Anorgasmia - Both men and women can struggle with the inability to orgasm. The causes of anorgasmia are varied and can range from inadequate stimulation techniques (i.e. you’re not touching yourself right!) to sexual shame, relationship distress, or even trauma. Your sex therapist will act as a detective on the search to find the cause of your inability to orgasm and will guide you on the path to discovering what exactly your body needs to reach climax.
To recap, Certified Sex Therapists are trained professionals who can help you overcome your struggles with sexuality. We love empowering our clients to be their best sexual selves!
Remember to start your search here when looking for a CST. If you’re looking for Sex Therapy in Portland, OR, feel free to reach out to me here! I’d love the chance to speak with you. Good luck!

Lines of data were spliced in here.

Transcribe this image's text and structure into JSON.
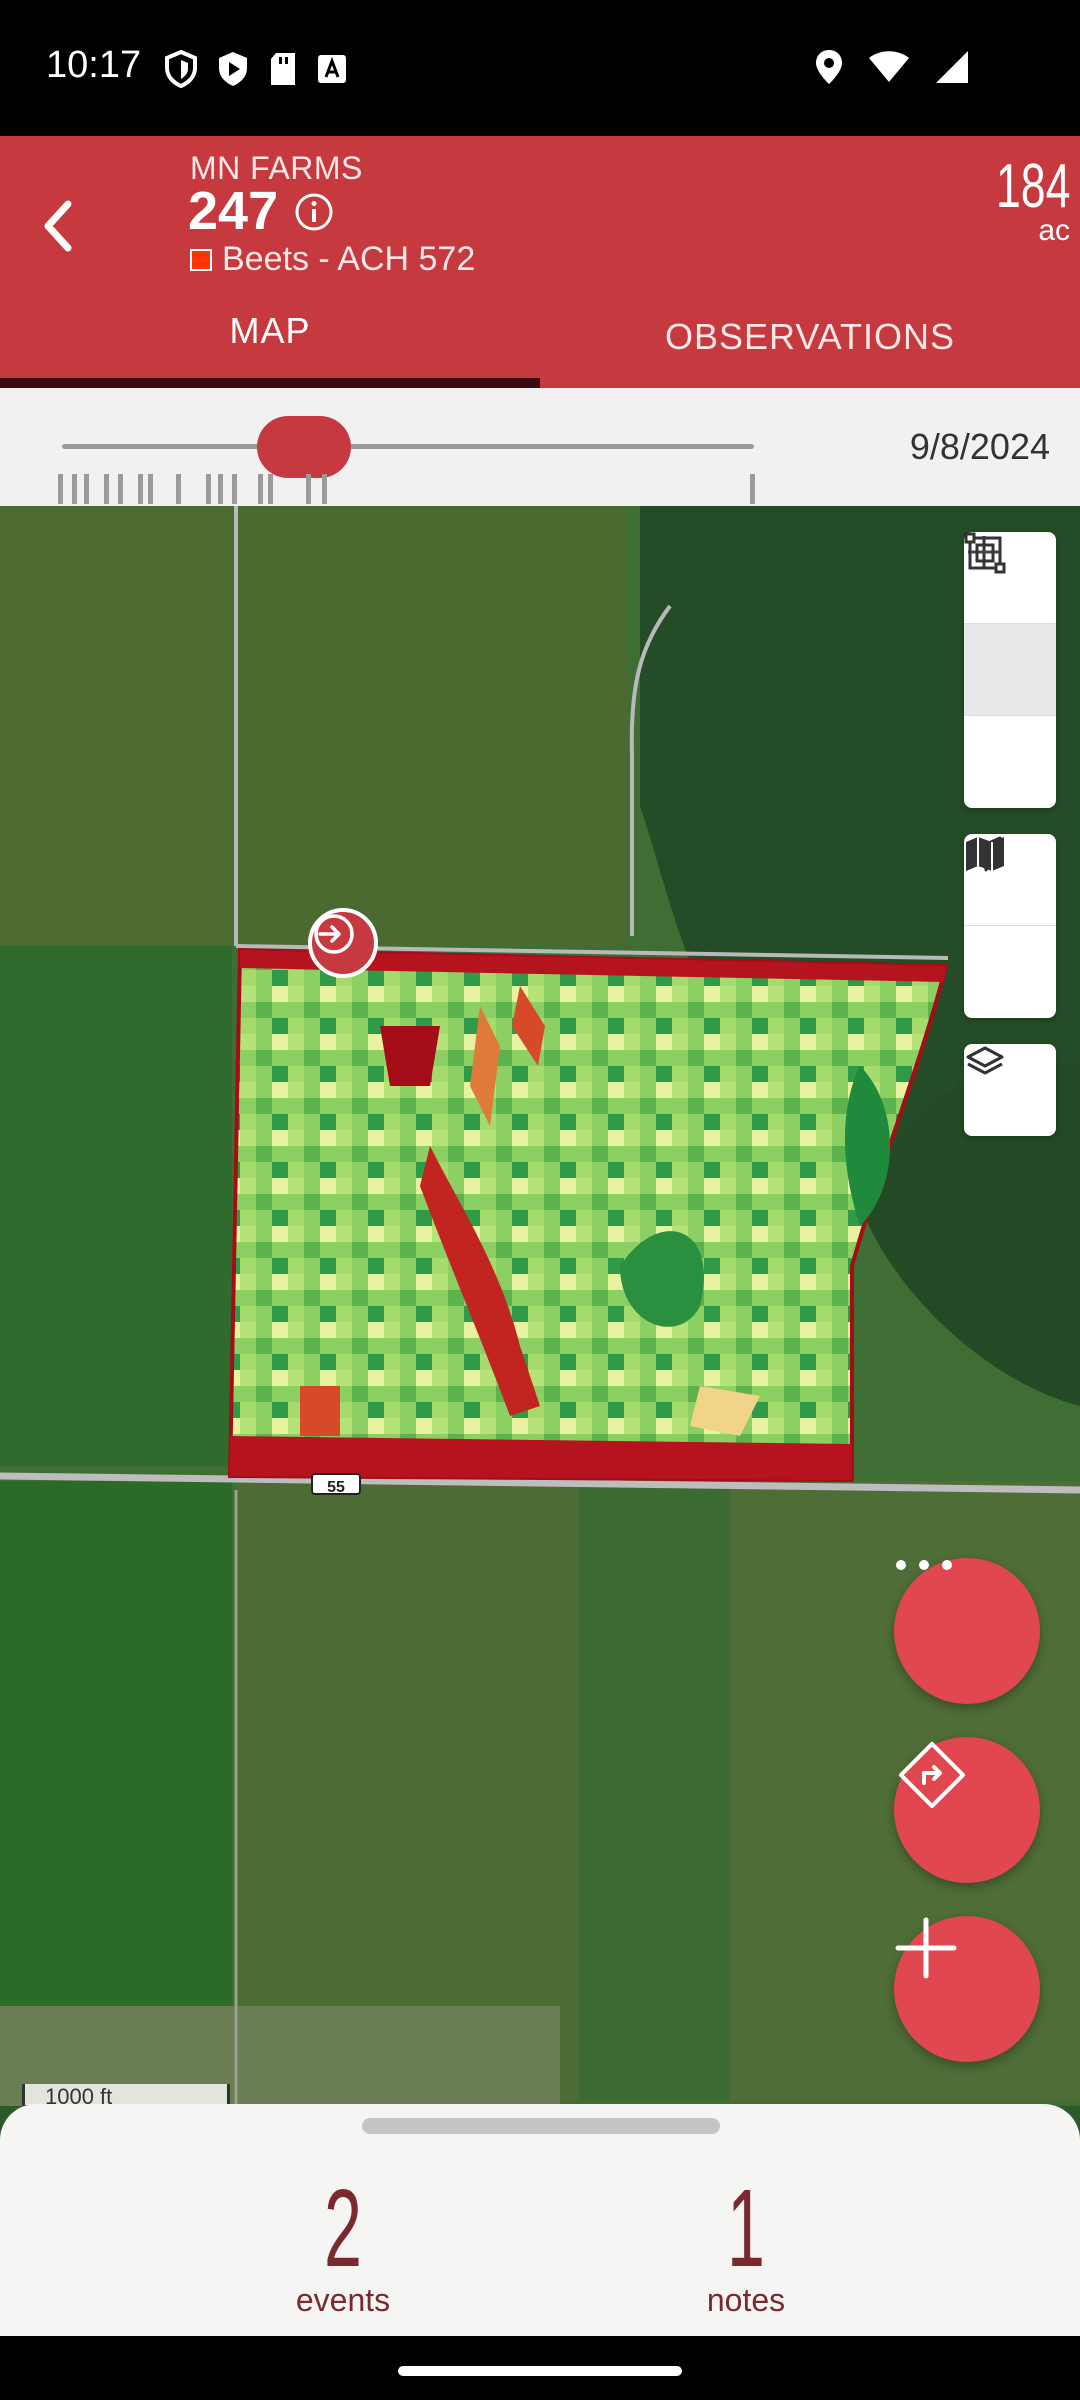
{
  "status_bar": {
    "time": "10:17"
  },
  "header": {
    "farm": "MN FARMS",
    "field": "247",
    "crop": "Beets - ACH 572",
    "acres_value": "184",
    "acres_unit": "ac",
    "crop_color": "#ff3300",
    "accent_color": "#c5393f"
  },
  "tabs": [
    {
      "label": "MAP",
      "active": true
    },
    {
      "label": "OBSERVATIONS",
      "active": false
    }
  ],
  "timeline": {
    "date": "9/8/2024",
    "position_fraction": 0.35
  },
  "map": {
    "scale": "1000 ft",
    "road_shield": "55",
    "controls": [
      "plus-icon",
      "minus-icon",
      "fit-bounds-icon",
      "locate-icon",
      "map-icon",
      "layers-icon"
    ],
    "fabs": [
      "more-icon",
      "directions-icon",
      "add-icon"
    ]
  },
  "summary": {
    "events_count": "2",
    "events_label": "events",
    "notes_count": "1",
    "notes_label": "notes"
  }
}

I’m thankful that you mentioned in your article that it is important to remember that both men and women can struggle with orgasming, as I admittedly had not considered this. My son and his wife are considering undergoing sexual health therapy, as they feel that there is a slight rift in their relationship. I’ll be sure to contact a professional to aid them in their time of need. https://www.alejandrachayet.com/sex-therapy
I found it beneficial that you mentioned that it is important to select a sex therapist who is certified, in order to ensure a strict ethical standard. My younger brother is looking to hire the services of a sex therapist for both him and his wife, as they have been having certain issues with one another. I’ll help them out in their time of need by contacting a professional to help them out. https://mattoxpsychotherapy.com/treatment-specializations/sex-therapy/
I never knew that sex shouldn’t be painful. This must be the reason why I never enjoy sex with my husband even though I love him. Thanks for clarifying that a sex therapist will help me identify why I’m having pain during sex, so I might go to one soon. https://www.alejandrachayet.com/sex-therapy
Thanks so much for your comment @Rhianna! It’s so important for couples to know that there are answers and options for sexual health issues. The more we educate ourselves and create open conversation, the better all our relationships will be. Sending you happy juju for therapy!!

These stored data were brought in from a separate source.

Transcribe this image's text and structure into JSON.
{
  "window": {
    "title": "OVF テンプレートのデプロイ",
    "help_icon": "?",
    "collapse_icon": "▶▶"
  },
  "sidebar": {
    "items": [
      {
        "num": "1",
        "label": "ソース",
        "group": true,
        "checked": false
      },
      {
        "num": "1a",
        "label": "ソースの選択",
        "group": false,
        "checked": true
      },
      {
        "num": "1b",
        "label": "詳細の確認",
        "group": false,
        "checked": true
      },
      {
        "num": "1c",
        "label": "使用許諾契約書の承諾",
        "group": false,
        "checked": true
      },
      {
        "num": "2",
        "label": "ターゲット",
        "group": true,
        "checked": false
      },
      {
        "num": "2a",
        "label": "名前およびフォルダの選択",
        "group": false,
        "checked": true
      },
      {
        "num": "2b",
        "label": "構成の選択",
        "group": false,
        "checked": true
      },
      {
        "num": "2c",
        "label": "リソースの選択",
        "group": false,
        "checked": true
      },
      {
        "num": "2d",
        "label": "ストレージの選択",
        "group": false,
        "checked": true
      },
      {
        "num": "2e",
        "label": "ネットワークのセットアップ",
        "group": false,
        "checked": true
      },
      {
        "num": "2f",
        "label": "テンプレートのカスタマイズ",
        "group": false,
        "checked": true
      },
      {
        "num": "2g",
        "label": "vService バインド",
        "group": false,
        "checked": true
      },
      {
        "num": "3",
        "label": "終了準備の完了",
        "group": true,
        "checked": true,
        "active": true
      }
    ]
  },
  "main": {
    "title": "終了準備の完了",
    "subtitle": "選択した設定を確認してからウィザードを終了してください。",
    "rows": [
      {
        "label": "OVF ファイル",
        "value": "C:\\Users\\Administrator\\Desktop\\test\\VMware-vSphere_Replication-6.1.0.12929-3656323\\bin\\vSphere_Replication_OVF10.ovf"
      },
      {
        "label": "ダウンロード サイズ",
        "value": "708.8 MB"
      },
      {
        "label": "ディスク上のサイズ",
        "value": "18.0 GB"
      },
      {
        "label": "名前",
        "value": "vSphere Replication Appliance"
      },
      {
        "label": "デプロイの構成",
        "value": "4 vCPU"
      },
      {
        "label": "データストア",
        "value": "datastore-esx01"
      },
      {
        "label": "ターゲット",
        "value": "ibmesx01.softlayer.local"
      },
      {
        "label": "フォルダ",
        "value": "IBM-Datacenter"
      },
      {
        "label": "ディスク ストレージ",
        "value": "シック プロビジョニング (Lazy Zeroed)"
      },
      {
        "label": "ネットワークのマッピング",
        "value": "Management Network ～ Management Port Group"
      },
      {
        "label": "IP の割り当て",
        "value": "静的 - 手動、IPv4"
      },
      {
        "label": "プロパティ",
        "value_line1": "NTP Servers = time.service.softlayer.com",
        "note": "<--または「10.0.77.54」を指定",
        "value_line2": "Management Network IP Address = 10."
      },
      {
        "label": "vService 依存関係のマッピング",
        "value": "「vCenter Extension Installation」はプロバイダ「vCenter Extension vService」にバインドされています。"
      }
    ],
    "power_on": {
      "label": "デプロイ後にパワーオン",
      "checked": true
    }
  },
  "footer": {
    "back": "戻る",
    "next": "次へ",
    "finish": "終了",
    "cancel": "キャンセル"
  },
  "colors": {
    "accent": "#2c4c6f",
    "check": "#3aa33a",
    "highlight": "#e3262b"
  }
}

My husband struggles from the inability to orgasm, as you said, and it’s good to know that his condition has a name. While I’m not quite sure about whether it comes down to inadequate stimulation techniques, I think that having therapy help him with his general sexual shame would be beneficial for our marriage, as you said. I’ll be sure to bring it up with him later after he gets home from work and see if getting therapy is something he’d be interested in doing.